El Conde’s great irony is that, at the end of the day, the only one able to stop a dictator-vampire is Pinochet himself. Hurt by his reputation as a thief (more so than that of a murderer which he seems to enjoy), haunted by the fact that he was stripped from his place in History (his bust not even shown in the presidential palace’s gallery), the only thing left for him to do is to starve himself to death. And, knowing that his last days were about to come, everyone seemed to be lurking in the wait. His Russian right-hand man who loyally served him during his counter-revolutionary days, his wife who desperately wanted to become a vampire herself, his children who were anxious about their future inheritance, and even the Catholic Church, who sent a nun disguised as an accountant to help him find/steal from him his lost goods. All waiting for him to commit a single and indispensable crime. The only one he was not able to perform. The only one he did not want to, not being really sure if he was ready to leave a world he wanted so badly to rebuild in his own image. 

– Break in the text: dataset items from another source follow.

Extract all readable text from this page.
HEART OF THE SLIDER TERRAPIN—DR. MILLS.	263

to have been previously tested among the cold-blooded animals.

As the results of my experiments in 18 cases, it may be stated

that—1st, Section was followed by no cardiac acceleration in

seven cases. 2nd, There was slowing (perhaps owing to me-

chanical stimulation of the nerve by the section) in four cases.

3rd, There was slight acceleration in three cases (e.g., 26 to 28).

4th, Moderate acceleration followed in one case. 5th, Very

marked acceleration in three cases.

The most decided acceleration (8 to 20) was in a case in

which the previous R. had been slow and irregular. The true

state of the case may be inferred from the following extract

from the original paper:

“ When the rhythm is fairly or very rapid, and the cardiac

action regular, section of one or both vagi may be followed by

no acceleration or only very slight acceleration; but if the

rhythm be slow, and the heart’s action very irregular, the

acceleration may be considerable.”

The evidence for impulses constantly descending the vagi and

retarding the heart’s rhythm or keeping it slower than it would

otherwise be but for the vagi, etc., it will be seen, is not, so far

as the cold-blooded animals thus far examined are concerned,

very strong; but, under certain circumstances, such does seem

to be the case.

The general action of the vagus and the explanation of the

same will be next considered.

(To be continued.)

In this sense, El Conde is also a story of treason. General Pinochet betrayed his president, Salvador Allende, when he organized the coup that established a ruthless dictatorship that lasted 17 long years. And with it, he also betrayed his country, stabbing democracy in the back. Now, it was his turn to be betrayed by those who stood beside him during his corrupt reign. Those who, realizing that he was incapable of taking his own life, decided to take the matter into their own hands. Failing in their attempt to do so, as it is impossible to kill a vampire so powerful that he possesses the power of power itself. 


At the end of the day, for Larraín that was Pinochet’s legacy: having created “heroes of greed”. Such a contagious megalomany that made all of those thirsty for power capable of everything in order to obtain it. And, his ultimate fail: that of staying alive, as Larraín gave him the fate that impunity granted him in real life.